Homework 2
Debating with Quanteda
In the second problem set, you will study the US presidential debates using the
quanteda package. Since R is a collaborative software, you will start with a few
snippets of code to clean the debate fragments, done by last quarter QTA
students.
1) Install the quanteda package if you have not done so.
[ A quick introduction into quanteda is provided here: https://cran.r-
project.org/web/packages/quanteda/vignettes/quickstart.html ]
2) Use the starting code to read the presidential debate object.
3) A text fragment in the DEBATES corpus object is a response to a question
or a rebuttal and can be thought of as a self-contained document. Explore
to what extent the Heap’s law applies for Trump vs Clinton.
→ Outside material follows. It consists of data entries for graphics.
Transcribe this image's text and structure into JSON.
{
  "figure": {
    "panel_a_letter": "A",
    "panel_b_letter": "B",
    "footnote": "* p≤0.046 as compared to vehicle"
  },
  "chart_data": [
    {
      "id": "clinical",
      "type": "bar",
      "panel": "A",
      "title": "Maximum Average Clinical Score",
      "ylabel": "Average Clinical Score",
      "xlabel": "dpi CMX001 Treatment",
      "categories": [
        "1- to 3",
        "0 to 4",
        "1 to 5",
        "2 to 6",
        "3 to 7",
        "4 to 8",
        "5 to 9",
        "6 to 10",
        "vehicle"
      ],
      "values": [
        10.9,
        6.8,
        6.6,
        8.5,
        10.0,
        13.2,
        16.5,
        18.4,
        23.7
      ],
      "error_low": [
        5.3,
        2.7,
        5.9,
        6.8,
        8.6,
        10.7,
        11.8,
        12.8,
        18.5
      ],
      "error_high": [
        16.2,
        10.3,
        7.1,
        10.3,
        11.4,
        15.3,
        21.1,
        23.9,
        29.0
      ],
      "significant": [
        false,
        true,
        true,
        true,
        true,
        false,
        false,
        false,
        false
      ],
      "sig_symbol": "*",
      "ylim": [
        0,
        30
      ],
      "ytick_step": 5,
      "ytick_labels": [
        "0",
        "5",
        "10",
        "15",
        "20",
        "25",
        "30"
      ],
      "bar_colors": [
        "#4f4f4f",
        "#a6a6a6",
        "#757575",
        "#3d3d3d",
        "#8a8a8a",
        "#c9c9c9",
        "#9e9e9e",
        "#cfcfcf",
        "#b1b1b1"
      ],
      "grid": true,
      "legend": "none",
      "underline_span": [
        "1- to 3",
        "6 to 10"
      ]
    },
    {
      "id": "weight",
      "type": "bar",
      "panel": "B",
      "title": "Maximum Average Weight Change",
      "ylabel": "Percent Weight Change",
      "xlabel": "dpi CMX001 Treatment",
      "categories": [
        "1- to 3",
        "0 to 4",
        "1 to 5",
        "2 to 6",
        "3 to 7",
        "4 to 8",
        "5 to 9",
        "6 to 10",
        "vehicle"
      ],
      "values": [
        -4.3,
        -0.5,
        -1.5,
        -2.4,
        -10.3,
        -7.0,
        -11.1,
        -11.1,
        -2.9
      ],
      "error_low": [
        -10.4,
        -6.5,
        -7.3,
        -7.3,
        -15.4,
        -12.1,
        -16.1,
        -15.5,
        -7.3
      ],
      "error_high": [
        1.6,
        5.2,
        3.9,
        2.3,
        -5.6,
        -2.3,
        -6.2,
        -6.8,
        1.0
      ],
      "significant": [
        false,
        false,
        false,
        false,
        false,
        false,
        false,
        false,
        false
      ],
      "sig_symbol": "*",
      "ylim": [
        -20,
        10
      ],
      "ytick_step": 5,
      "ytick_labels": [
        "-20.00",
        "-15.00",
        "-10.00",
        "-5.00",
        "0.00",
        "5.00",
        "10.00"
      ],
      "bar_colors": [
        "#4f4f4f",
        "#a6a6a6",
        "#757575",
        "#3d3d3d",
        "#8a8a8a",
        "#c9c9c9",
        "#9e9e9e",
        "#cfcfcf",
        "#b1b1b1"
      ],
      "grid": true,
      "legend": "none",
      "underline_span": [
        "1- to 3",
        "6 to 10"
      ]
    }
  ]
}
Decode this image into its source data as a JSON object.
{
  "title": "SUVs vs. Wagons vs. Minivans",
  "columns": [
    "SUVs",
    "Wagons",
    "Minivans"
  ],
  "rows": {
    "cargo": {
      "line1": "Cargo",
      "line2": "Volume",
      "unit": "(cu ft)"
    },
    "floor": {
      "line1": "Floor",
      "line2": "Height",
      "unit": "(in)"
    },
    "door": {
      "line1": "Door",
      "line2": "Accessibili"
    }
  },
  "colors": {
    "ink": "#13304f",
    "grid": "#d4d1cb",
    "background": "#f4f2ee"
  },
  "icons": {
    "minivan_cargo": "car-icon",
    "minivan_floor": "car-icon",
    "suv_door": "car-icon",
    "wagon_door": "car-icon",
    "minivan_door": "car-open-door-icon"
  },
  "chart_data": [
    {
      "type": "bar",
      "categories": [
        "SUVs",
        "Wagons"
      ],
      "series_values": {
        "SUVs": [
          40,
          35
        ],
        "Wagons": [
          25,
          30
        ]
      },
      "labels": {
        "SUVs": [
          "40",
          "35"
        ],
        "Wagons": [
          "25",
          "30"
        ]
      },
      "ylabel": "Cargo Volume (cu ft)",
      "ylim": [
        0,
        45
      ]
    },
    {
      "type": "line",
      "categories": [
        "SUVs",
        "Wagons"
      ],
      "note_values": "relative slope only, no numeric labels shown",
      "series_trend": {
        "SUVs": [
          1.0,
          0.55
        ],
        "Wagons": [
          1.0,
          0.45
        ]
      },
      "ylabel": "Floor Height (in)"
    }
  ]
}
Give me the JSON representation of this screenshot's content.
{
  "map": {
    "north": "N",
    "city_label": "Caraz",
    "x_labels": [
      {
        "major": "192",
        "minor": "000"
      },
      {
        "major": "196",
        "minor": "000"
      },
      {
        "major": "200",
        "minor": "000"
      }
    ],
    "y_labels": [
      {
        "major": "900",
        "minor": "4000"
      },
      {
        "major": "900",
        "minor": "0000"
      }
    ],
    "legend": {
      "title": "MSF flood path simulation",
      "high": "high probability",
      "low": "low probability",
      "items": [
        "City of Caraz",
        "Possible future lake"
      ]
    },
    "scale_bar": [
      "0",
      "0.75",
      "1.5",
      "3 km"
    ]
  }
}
Is it stronger
or weaker for either speaker? (tip: see the code used in class).
4) Analyze the evolution of lexical diversity across the candidates before and
after they became their parties’ respective candidates? [tip: the R script
provided has a primary indicator variable for identifying the fragments
that came from non-primary debates]
5) After exploring 4), do you have a hypothesis why patterns may be more
or less pronounced between Trump vs Clinton? How could you test this?
6) Remove stopwords from the corpus.
7) Using the tokenize function, construct separate bi-grams for the Hilary
Clinton / Donald Trump parts of the corpus. Tabulate the ten most
frequent bigrams by speaker. Are these informative? Why or why not?
8) Using the collocation function in quanteda (which takes a tokenize object
as argument), construct collocations based on Chi2 test for each speaker.
Order by Chi2 test statistic. What do you notice or what is strange? Can
you provide a formal reasoning relating to the Chi2 test statistic formula?
9) Using the code provided in the lectures, identify collocations that are
distinct to Trump vs Clinton. Based on your perception of each candidate,
do the results of this analysis make sense? Provide a brief answer where
you summarize the most important results and your explanations.
Send your PDF version of the Markdown document to
thiemo_837e@sendtodropbox.com
Please use the following naming convention: HW1_Surname_FirstName.pdf
Deadline: by Friday 28th April, 2017.